Why do classical musicians dress up?
Simply put, it’s a form of respect—for you and for the music itself. Orchestral musicians have traditionally worn black to look like an ensemble—a cohesive group. As a chamber music duo, we have more creative latitude (for ladies, that means sequins and sparkles). It’s also fun to dress up, especially after the last 18 months we’ve been through.
Why don’t we see more diversity in classical music?
The national conversation on diversity, equity, and inclusion is important to the arts as well as to the rest of our society. There is no easy or short answer to this question, but there are some themes that are relevant. A major one is access—to the arts, to training, and even access to the resources necessary to study classical music. Consider that renting or purchasing an instrument can be a financial barrier for many families. Audience development and diversity is central to Duo Sequenza; we see part of our mission as bringing new listeners to classical music, and this includes a diversity of listeners.
Do you ever get nervous?
In short, yes! Nerves are the body’s response to new or intimidating situations. Nerves also mean that something matters—in this case, the performance for you. After a lifetime in classical music performance, though, we’ve learned to use nerves in positive ways. Nerves can enhance our focus on making music in a moment in time and on our connection with the audience.

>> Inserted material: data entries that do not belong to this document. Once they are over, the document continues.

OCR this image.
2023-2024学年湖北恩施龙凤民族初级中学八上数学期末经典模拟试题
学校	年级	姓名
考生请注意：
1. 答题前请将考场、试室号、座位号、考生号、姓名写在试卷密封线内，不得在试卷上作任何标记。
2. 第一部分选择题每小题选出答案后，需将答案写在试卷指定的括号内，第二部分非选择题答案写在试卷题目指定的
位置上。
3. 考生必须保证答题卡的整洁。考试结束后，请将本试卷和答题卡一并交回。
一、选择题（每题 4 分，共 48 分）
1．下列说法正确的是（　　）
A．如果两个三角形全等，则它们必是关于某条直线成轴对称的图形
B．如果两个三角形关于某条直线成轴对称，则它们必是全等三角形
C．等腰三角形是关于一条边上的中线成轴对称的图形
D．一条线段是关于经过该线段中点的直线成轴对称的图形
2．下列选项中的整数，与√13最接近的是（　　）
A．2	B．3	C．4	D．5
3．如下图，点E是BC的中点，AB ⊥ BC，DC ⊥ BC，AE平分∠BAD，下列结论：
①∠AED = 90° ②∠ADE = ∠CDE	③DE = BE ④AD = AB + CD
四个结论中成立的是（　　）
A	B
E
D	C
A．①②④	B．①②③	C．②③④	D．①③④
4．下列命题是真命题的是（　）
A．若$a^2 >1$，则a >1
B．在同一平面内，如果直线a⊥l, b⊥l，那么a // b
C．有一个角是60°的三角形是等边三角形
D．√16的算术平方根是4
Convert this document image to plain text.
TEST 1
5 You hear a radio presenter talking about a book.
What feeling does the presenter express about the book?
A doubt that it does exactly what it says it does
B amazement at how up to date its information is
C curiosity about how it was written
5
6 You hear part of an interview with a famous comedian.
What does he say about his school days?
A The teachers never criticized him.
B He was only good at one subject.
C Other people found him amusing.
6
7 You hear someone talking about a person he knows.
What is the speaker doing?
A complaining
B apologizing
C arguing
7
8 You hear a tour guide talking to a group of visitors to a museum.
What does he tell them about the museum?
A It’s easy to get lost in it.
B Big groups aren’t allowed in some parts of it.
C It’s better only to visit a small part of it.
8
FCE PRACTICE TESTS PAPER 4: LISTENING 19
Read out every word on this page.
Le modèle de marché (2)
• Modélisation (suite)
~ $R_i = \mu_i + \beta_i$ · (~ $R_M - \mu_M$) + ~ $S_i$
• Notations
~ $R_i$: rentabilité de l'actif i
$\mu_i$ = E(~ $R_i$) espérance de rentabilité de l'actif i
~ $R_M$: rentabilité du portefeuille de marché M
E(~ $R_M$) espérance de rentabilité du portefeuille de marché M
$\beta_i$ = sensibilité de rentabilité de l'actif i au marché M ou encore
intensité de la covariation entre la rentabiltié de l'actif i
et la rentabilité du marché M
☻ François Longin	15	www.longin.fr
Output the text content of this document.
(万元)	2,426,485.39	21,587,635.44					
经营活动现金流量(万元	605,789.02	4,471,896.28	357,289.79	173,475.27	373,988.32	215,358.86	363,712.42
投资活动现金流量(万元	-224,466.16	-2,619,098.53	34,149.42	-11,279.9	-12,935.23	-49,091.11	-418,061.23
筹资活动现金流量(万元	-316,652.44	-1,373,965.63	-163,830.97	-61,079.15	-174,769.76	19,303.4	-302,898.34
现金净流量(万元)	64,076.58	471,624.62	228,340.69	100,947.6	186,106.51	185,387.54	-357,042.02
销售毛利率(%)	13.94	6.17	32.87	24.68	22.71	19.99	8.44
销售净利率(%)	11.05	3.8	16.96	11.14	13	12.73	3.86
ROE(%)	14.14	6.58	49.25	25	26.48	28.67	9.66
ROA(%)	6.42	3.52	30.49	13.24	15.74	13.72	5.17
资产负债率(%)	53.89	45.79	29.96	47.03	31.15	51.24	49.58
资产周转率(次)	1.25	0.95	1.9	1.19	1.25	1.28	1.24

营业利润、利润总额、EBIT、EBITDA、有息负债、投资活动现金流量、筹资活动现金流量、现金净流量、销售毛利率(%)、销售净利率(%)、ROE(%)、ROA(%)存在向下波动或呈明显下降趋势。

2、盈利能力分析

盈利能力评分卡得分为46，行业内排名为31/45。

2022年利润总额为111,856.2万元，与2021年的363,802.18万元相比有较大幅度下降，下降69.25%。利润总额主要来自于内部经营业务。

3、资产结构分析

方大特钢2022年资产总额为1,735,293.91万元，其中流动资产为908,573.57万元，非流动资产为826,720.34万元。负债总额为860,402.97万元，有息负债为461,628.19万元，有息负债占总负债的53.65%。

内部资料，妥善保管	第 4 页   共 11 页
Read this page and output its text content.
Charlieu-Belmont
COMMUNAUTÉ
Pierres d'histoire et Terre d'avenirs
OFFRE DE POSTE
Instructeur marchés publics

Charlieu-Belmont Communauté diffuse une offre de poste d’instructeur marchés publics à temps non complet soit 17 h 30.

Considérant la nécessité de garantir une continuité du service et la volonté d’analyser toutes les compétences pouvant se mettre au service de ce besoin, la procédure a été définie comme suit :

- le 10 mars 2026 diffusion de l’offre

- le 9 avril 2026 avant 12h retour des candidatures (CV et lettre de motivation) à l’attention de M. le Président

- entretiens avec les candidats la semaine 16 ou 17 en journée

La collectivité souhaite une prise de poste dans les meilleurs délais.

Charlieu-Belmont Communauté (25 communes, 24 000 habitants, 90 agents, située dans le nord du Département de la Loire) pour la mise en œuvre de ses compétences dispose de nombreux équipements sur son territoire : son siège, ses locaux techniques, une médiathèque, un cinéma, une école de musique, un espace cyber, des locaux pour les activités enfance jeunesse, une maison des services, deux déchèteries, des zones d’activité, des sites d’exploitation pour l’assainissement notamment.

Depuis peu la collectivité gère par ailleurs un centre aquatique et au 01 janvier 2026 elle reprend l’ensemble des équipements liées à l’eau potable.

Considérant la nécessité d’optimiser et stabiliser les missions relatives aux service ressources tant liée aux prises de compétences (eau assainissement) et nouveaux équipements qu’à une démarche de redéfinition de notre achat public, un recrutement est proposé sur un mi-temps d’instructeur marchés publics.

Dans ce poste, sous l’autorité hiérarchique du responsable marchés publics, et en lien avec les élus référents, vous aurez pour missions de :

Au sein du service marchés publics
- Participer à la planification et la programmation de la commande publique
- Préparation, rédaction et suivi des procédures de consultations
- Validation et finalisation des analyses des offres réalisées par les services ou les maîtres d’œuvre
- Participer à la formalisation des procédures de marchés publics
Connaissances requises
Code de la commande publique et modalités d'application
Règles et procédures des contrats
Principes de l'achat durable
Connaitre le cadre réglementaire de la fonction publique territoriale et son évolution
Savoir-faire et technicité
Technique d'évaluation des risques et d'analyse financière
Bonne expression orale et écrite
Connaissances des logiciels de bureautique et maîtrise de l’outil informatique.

Do you ever make mistakes?
Yes again! Many of our pieces are musically and technically demanding, which means they require fast fingers or long periods without taking a big breath. They’re not easy to play. This is where hours of practice come in, though. As we practice, we’re learning the note patterns and fingerings we need to bring the music to life from printed marks on the page. We’re putting it together like pieces of a puzzle. Yes, there can be times when we make a mistake, like when we miss a note or don’t end exactly the way we rehearsed—but it’s probably more apparent to us than it is to you. Musicians are humans, after all, and humans are imperfect.
How do you make a living as a musician?
Many of today’s classical musicians are entrepreneurs and small business owners. We play concerts in small groups, as soloists, and with orchestras. We teach students, sometimes at the university level and sometimes privately. We make recordings, which are sold on CDs and streamed via streaming services.
Now that you know a bit more about classical music—and us—we hope to see you at a performance soon.